Our Work

Asthmatic AI is developing a multisensory assessment of risk of asthma attacks. Predicting and detecting asthma attacks before they happen.

We use everyday sensor-based technologies to better predict asthma attacks by collecting real-time data from technologies such as smart watches and smart inhalers. The system can learn from these data using artificial intelligence to predict risk of future attacks.

The system will be able to learn from data as people with asthma use the technologies.

Over 26 million people suffer from asthma in the US, and about 40% will have an asthma attack this year.

Booze AI is an exciting project currently in human trials to measure blood alcohol concentration over a smartphone.  This exciting new technology aims to provide reliable estimates of blood alcohol concentration by using simple functions on a person’s smartphone and if successful will be the very first AI enabled smartphone breathalyser of its kind in the world.  This technology has a scalable use case as a downloadable App for people that drink alcohol and want an easy way to estimate blood alcohol levels, and the technology could have significant commercial implications in law enforcement and workplace health and safety if human trials prove to be clinically reliable. Booze AI is also working on developing an application to help detect cannabis and other drugs in the blood using the same technology over a smartphone.

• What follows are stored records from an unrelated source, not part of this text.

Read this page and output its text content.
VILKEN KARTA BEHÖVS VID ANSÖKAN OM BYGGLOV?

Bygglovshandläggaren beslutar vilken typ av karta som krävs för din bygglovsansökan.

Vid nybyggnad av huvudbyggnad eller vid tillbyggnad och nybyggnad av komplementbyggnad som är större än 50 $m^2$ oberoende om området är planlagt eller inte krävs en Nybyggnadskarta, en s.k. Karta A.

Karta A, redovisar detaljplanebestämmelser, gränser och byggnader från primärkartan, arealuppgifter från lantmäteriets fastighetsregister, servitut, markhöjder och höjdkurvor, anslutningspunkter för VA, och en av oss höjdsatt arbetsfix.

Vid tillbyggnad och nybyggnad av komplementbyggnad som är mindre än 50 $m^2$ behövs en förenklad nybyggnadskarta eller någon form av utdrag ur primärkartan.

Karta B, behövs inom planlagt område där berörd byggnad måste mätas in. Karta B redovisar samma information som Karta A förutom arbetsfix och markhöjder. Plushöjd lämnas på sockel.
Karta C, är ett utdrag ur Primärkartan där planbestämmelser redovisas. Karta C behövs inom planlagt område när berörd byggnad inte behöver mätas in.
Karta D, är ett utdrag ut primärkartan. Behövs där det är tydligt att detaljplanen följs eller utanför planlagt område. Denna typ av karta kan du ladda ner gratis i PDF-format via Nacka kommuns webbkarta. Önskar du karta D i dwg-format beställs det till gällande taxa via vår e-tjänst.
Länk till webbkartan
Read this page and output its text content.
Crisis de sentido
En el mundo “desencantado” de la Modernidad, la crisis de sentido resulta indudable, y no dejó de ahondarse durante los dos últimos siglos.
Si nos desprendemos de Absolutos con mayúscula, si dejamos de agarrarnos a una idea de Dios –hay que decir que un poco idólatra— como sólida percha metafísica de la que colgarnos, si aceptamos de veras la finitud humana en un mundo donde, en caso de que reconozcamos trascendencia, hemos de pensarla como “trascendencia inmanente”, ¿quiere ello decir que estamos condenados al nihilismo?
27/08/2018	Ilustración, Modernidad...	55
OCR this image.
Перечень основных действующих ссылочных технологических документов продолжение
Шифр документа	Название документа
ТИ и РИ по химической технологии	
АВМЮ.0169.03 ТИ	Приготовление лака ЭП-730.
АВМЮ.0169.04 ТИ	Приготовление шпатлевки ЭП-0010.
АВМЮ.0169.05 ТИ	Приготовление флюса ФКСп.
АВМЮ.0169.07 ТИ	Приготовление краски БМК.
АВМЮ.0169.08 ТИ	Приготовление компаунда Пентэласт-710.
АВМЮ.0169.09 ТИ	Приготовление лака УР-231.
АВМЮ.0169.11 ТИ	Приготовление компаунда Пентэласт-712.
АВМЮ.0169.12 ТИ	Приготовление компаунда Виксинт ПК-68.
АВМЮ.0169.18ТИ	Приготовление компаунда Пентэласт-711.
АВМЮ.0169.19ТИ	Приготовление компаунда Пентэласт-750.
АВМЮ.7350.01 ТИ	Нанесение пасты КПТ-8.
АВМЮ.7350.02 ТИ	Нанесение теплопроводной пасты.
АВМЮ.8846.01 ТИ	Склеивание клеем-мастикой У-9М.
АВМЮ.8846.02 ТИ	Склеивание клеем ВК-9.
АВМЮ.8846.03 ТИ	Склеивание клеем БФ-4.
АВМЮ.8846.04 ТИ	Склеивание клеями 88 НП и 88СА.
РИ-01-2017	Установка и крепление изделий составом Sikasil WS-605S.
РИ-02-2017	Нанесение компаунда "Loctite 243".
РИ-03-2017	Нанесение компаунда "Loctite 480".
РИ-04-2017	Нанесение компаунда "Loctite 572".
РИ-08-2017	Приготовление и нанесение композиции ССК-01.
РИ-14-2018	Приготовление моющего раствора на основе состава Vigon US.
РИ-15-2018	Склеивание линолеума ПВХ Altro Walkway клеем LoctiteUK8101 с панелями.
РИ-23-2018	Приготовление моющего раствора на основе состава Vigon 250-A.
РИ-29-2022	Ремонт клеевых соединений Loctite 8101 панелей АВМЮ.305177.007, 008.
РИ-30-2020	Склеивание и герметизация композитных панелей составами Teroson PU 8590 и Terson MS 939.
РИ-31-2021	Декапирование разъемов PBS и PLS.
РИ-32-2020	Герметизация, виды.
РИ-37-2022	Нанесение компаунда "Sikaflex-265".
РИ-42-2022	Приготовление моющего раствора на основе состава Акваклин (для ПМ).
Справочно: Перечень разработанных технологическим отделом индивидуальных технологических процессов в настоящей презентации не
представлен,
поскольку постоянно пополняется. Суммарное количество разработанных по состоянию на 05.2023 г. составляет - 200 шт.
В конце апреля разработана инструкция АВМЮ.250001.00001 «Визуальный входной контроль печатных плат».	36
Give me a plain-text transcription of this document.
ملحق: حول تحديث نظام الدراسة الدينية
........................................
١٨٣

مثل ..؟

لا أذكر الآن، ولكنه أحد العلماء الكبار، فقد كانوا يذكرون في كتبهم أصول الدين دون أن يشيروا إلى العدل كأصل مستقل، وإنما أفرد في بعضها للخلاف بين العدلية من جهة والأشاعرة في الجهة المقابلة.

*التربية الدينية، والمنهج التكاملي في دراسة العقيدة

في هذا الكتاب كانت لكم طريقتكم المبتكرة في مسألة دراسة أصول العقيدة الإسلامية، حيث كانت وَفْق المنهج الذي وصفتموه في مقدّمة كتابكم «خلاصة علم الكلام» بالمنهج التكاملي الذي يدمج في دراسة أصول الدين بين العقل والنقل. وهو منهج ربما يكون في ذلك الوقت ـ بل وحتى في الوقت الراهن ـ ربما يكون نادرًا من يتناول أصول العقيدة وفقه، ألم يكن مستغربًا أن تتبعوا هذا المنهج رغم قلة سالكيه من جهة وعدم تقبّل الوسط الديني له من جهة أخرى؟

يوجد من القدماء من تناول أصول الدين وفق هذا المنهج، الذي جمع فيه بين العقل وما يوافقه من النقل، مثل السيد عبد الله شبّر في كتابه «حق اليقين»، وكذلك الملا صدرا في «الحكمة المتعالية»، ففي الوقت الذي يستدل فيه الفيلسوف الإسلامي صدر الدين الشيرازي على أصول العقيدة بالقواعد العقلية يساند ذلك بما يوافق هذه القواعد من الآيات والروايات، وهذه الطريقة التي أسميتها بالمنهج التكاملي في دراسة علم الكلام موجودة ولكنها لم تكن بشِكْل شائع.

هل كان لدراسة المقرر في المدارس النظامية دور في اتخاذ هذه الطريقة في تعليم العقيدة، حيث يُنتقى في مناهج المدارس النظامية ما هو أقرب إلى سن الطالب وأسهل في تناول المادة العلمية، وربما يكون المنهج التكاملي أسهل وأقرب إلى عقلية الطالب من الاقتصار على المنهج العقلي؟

Predicting negative mood states such as depression and anxiety and intervening and preventing it before it occurs.

With the advancement of wearables and associated technology and consumer Apps, we are now more than ever able to accurately detect and collect an individual’s biometric information, from heart rate, oxygen saturation, blood pressure, respiratory rate, sleep and activity data we can derive useful insights to a persons health.

And, with machine learning models developed by our team of engineers we are able to interpret the information being collected with reference to large pools of health data and understand what is going on in an individual’s body and how each system in the body is impacting another.

Around 25% of autistic individuals are estimated to remain undetected by the age of 6-7 years of age.

-this is usually 2-3 years after families and caregivers express concerns

-And, this is 3 years later than the optimal age for delivering early language and key supports.

-My Autism AI’s objective is to use advanced machine learning technologies to enable early, accessible, affordable and accurate detection of autism in individuals by mining intelligence from historical autism data. A multi-modal ensemble deep learning based system for auto-detection of autism spectrum.